Di dalam Mufrodad Ar-Roghib, Ibnu Manzhur mengatakan bahwa khalasha asy-syay’u disebutkan sesuatu yang pernah memiliki campuran di dalamnya kemudian campuran tersebut dipisahkan hingga benar-benar bersih. Kalimat akhlasha lillahi dinahu bermakna hanya menjadikan agama Allah sebagai agama yang dianut oleh seorang hamba.
Sementara, akhlasha asy-syay’a bermakna memilihnya. Menurut Ibnu Saad dalam kitabnya Ath-Thabaqat (ia meriwayatkan ‘Umar bin ‘Abdul Aziz).
Diriwayatkan jika ‘Umar bin ‘Abdul Aziz berkhutbah di atas mimbar dan mulai takut untuk membanggakan diri, maka ia akan memotong khutbahnya itu. Jika ia menulis kitab dan mulai merasa takut akan ujub terhadap dirinya, maka ia akan merobek kertas itu.
Dan berdoa:
اللهم اني اعوذ بك من شر نفسي
“Yaa Allah aku berlindung kepadamu dari keburukan yang ada dalam diriku.”

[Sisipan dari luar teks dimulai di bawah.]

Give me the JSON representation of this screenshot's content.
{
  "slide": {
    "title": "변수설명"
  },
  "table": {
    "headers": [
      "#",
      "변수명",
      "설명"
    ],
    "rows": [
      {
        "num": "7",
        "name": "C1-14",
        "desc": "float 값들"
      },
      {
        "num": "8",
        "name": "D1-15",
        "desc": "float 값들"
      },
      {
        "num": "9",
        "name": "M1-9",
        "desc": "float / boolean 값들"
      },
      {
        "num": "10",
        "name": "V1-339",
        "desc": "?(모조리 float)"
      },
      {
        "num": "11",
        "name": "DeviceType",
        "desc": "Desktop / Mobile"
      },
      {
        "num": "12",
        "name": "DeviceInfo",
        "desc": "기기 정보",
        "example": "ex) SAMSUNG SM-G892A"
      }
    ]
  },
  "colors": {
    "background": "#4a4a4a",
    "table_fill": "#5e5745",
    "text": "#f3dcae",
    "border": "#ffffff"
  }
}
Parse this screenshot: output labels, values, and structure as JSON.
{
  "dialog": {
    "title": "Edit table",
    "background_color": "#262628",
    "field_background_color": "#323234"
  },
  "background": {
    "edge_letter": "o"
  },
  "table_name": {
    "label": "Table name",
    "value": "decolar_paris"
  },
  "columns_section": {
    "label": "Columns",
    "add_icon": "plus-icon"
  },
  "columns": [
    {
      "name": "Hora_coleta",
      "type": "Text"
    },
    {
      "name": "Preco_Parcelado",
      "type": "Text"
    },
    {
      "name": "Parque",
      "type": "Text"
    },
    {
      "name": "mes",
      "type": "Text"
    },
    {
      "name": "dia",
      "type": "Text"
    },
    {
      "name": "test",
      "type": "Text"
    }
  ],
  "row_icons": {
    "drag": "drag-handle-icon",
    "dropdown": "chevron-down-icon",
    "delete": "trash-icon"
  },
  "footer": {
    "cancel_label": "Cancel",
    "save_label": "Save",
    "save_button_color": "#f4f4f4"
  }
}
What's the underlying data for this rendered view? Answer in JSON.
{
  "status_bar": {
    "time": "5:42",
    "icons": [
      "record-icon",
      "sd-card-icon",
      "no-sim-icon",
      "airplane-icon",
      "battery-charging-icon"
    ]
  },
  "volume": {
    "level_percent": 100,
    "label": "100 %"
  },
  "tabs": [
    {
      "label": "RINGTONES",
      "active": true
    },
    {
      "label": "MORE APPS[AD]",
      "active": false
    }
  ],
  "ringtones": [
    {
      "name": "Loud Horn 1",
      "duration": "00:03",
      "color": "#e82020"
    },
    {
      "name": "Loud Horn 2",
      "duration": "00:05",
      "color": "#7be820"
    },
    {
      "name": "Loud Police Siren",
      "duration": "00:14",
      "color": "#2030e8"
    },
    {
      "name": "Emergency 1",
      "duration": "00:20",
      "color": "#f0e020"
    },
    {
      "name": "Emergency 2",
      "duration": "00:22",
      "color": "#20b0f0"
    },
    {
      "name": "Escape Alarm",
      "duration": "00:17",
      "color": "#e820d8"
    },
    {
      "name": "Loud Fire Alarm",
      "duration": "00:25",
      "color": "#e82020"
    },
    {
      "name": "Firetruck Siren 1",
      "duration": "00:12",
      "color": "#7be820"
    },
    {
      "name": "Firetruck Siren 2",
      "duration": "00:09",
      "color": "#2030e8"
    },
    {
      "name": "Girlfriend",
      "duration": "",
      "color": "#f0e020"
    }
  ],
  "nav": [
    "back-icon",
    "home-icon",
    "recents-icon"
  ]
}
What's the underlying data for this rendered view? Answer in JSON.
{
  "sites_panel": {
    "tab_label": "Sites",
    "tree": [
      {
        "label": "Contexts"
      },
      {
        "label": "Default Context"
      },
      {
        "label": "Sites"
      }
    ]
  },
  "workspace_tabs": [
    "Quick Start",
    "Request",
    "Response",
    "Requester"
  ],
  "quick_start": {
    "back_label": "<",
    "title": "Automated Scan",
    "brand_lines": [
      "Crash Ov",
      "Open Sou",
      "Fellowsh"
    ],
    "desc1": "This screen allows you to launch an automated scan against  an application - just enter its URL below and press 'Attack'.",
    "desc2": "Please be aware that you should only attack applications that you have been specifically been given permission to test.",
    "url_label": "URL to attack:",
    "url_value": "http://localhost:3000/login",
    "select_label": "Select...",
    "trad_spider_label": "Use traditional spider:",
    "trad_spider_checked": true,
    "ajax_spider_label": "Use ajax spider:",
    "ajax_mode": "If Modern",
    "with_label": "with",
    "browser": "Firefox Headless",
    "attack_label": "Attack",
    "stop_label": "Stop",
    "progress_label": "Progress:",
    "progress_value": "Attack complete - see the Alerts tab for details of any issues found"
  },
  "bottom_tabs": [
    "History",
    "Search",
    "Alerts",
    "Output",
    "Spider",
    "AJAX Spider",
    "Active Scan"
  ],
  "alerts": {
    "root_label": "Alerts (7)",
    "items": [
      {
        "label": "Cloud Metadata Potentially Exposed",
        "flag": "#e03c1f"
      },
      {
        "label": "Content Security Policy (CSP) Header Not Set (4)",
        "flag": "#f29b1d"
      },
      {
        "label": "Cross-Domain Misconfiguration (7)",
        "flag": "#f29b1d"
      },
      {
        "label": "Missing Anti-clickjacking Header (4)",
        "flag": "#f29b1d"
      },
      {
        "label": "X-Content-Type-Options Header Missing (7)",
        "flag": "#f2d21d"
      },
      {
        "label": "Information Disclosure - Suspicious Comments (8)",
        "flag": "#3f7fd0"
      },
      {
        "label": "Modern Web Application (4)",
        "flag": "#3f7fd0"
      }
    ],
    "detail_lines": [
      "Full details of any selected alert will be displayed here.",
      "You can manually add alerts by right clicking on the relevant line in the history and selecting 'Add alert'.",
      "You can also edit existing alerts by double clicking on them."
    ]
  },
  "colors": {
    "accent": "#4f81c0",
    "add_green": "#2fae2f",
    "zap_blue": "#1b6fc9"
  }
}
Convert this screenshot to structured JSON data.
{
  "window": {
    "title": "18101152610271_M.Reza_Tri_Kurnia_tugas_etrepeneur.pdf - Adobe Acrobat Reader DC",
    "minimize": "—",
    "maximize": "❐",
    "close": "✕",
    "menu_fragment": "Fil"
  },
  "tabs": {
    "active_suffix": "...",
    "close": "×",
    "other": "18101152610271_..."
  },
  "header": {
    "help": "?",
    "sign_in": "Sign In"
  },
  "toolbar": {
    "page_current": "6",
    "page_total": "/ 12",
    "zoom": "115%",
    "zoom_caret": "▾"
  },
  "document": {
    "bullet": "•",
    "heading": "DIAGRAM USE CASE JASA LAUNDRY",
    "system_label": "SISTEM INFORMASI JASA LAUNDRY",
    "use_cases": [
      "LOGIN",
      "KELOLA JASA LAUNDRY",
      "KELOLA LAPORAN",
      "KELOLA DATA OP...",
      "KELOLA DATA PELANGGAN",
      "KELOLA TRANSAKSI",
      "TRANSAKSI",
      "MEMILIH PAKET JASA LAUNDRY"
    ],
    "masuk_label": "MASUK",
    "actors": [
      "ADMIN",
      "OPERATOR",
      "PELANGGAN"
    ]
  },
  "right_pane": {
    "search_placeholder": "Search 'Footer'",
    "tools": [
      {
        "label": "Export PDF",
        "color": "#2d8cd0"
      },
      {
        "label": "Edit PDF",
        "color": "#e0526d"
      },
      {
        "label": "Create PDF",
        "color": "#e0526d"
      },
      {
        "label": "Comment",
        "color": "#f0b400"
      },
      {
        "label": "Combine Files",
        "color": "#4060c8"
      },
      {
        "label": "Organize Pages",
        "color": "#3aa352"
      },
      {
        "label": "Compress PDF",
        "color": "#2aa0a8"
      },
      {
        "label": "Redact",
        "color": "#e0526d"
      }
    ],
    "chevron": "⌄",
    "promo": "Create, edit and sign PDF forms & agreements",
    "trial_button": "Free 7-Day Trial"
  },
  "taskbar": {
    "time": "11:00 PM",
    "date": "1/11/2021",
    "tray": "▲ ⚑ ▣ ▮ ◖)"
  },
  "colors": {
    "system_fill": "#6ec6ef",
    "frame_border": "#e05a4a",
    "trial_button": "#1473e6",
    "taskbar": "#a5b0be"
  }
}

Ikhlas dalam Al-Quran dan As-Sunnah
Al-Quran mendorong umat Islam untuk bersikap ikhlas. Ayat al-Quran juga berisi anjuran dan perintah terhadap kaum muslimin untuk mengedepankan sikap ikhlas dalam segala hal.
Sikap ikhlas ini menjadi penting karena sesuatu amal akan menjadi bermakna karena keikhlasan niat, dan ketulusannya. Di antara ayat-ayat yang menerangkan tentang ikhlas itu ialah ayat-ayat berikut:
QS. Al Nisa’ [4]: 146 yang menggunakan kata أخلصوا (akhlashuu):
إِلَّا ٱلَّذِينَ تَابُواْ وَأَصۡلَحُواْ وَٱعۡتَصَمُواْ بِٱللَّهِ وَأَخۡلَصُواْ دِينَهُمۡ لِلَّهِ فَأُوْلَٰٓئِكَ مَعَ ٱلۡمُؤۡمِنِينَۖ وَسَوۡفَ يُؤۡتِ ٱللَّهُ ٱلۡمُؤۡمِنِينَ أَجۡرًا عَظِيمٗا ١٤٦
“Kecuali orang-orang yang taubat dan Mengadakan perbaikan [berbuat pekerjaan-pekerjaan yang baik] dan berpegang teguh pada (agama) Allah dan tulus ikhlas (mengerjakan) agama mereka karena Allah. Maka mereka itu adalah bersama-sama orang yang beriman dan kelak Allah akan memberikan kepada orang-orang yang beriman pahala yang besar.”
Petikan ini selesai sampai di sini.